After meeting friends for dinner--three of us had chamionship level titles to celebrate--I went back to the hotel, crawled into bed, and slept very well, a bit over 9 hours straight, until the alarm went off.

Sunday was more handling disasters, Tika melt-down, and Boost getting SO CLOSE--


Tika was the only dog in her group in Steeplechase--the other dog scratched. So we could've done anything on course except eliminate (go off course) and win and bring home the money. She knocked the 2nd jump, but it didn't matter, and the rest of it was nice, so we came home flush with a whole $9.

In Jumpers, Boost ran PERFECTLY dagnabbit because halfway through I had a moment where I couldn't remember the next jump and so she got a refusal while I thought about it. CRAP CRAP CRAP! Tika knocked the first bar [hmmm, lots of Tika bar-knocking this weekend, wonder what's up?], so no Q, but again placed 3rd for one tiny top ten point.

In Standard, in Boost's group, only 3 out of 20 dogs ran clean, and, wow, Boost was not only one of them, but the fastest of those three. Wow, a Q *and* a win!!! Tika also ran clean, but in an increasingly common occurrence, expressed her opinion that down on the table was stupid, and the big delay dropped us to 3rd instead of 1st (only a second separated the top 3 dogs), again for one top ten pt.

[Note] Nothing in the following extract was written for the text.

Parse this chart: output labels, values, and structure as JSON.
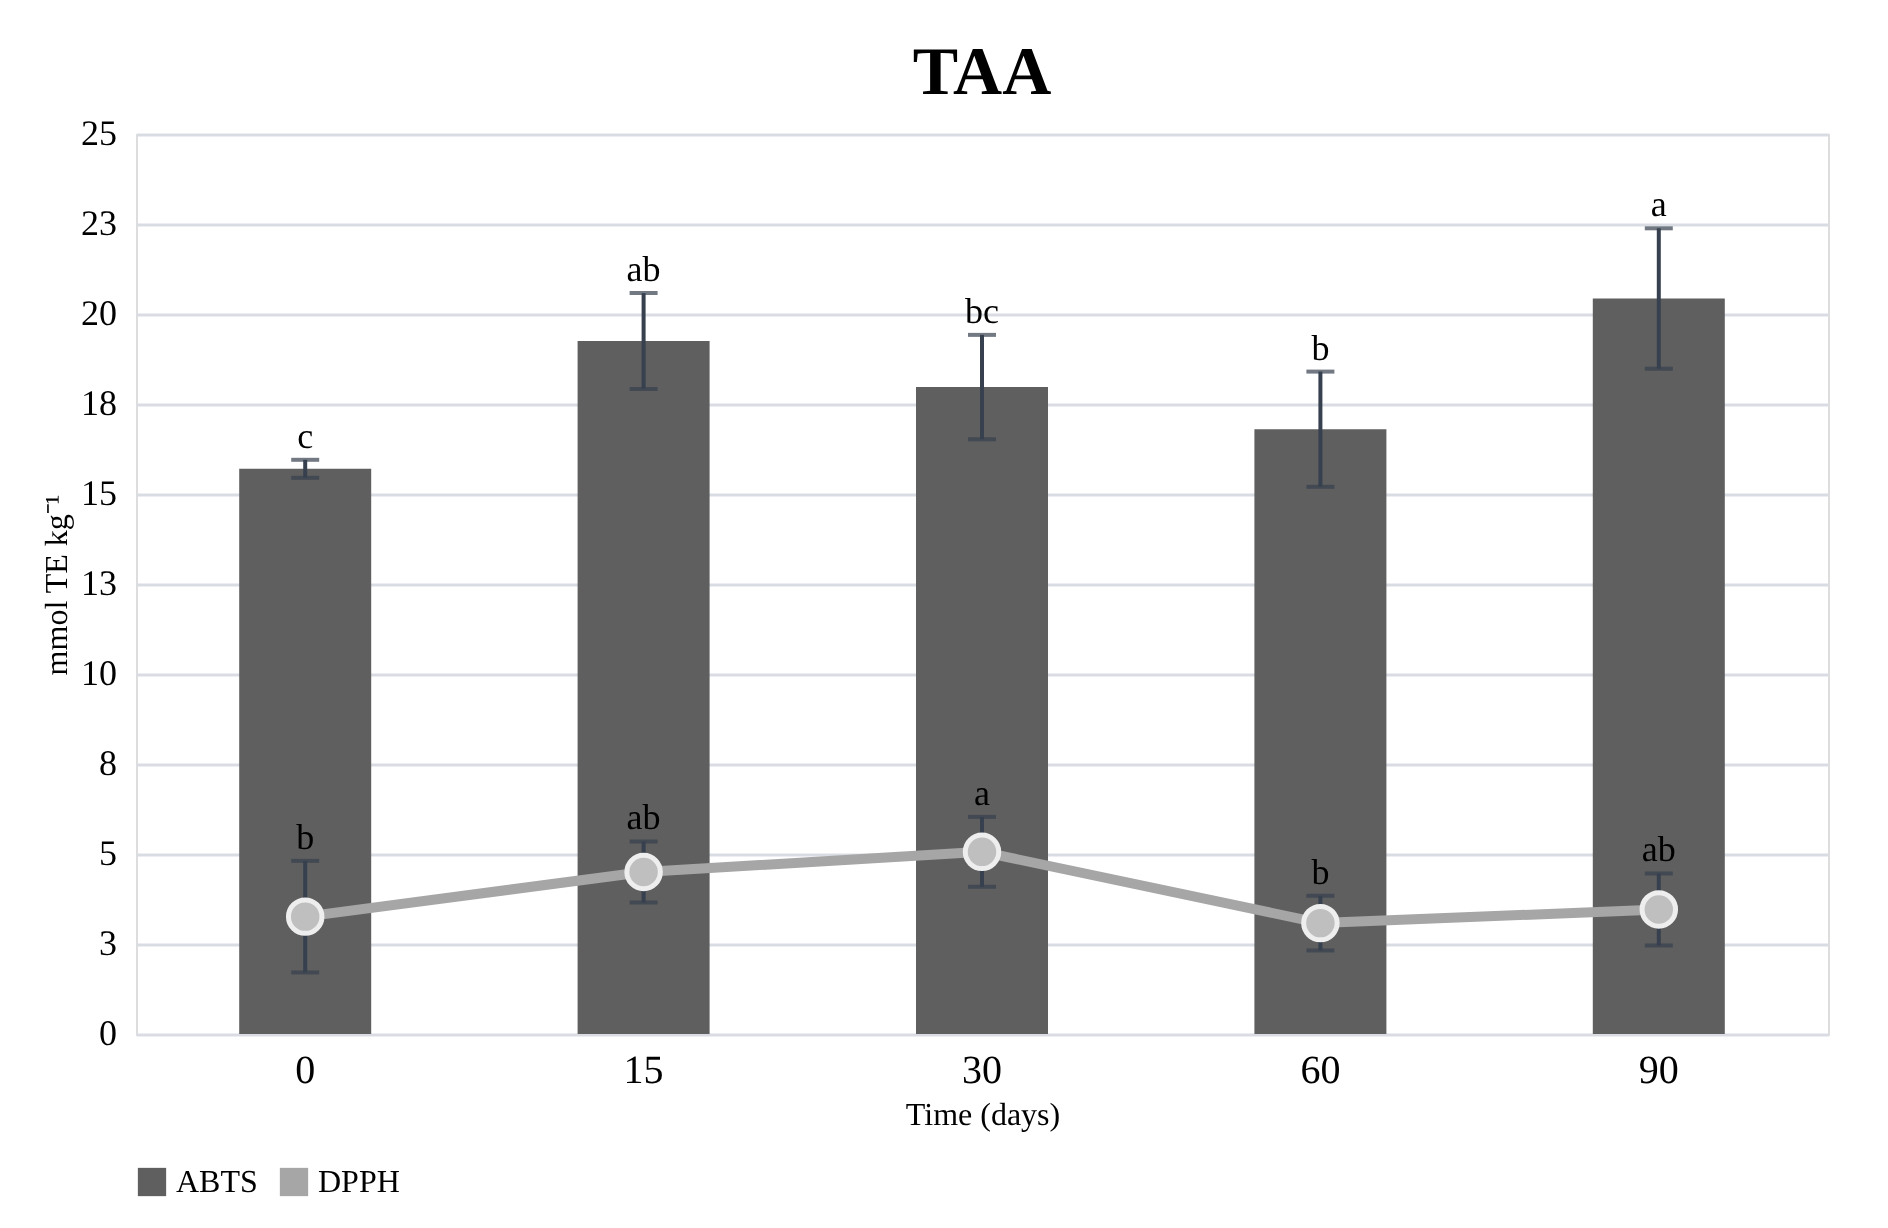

In Gamblers, Boost's opening was spectacular, sharing highest points in the whole trial with only one other dog, and we were in perfect position for the gamble and did the 1st three obstacles and all she had to do was... sigh... send slightly to the last jump. 3 times I tried, and 3 times she went toward it and then turned back to me. ARRRGHHHH!

Tika was a good girl but not quite fast enough to finish the obstacle in the opening that would've won it--she also got the gamble like a champ after I nearly bobbled it, so Q and 2nd place for 1 top ten pt.

Grand Prix: Boost missed her weave entry but otherwise had a gorgeous run on a course that ate up & spit out dogs every which way, and Tika slowed wayyyyyyyy down on the dogwalk and then popped the contact anyway, so no Q there, either. Although, funny, she won! (Shows how much the course was destroying dogs.)

And then, sighhhhhhh, Snooker. Boost was spot-on perfect and all she had to do was run down a beautiful straight line of 3 jumps at the end, and, yes, you guessed it, although while I ran I was praying silently to anyone who'd listen, I was too slow for her and she turned back before the last jump. One more chance at a super-Q lost, although she still ended up placing 5th of 21, SOOO close even with that error because dogs again were dropping like flies. And with Tika, I forgot to put in a front cross where I meant to put one, shoving her directly into an off-course obstacle. Sighhhhhhhhhh.

For the day, Tika Qed 2 out of 6, and Boost also 2 out of 6. Tika top ten points: one for a non-Qing Jumpers, one for standard, one for gamblers.

For the weekend, two beautiful dogs, one exhausted handler--I drooped all day today despite the nice weather, and now that I've dumped my successes and failures here, I'm going to bed EARLY.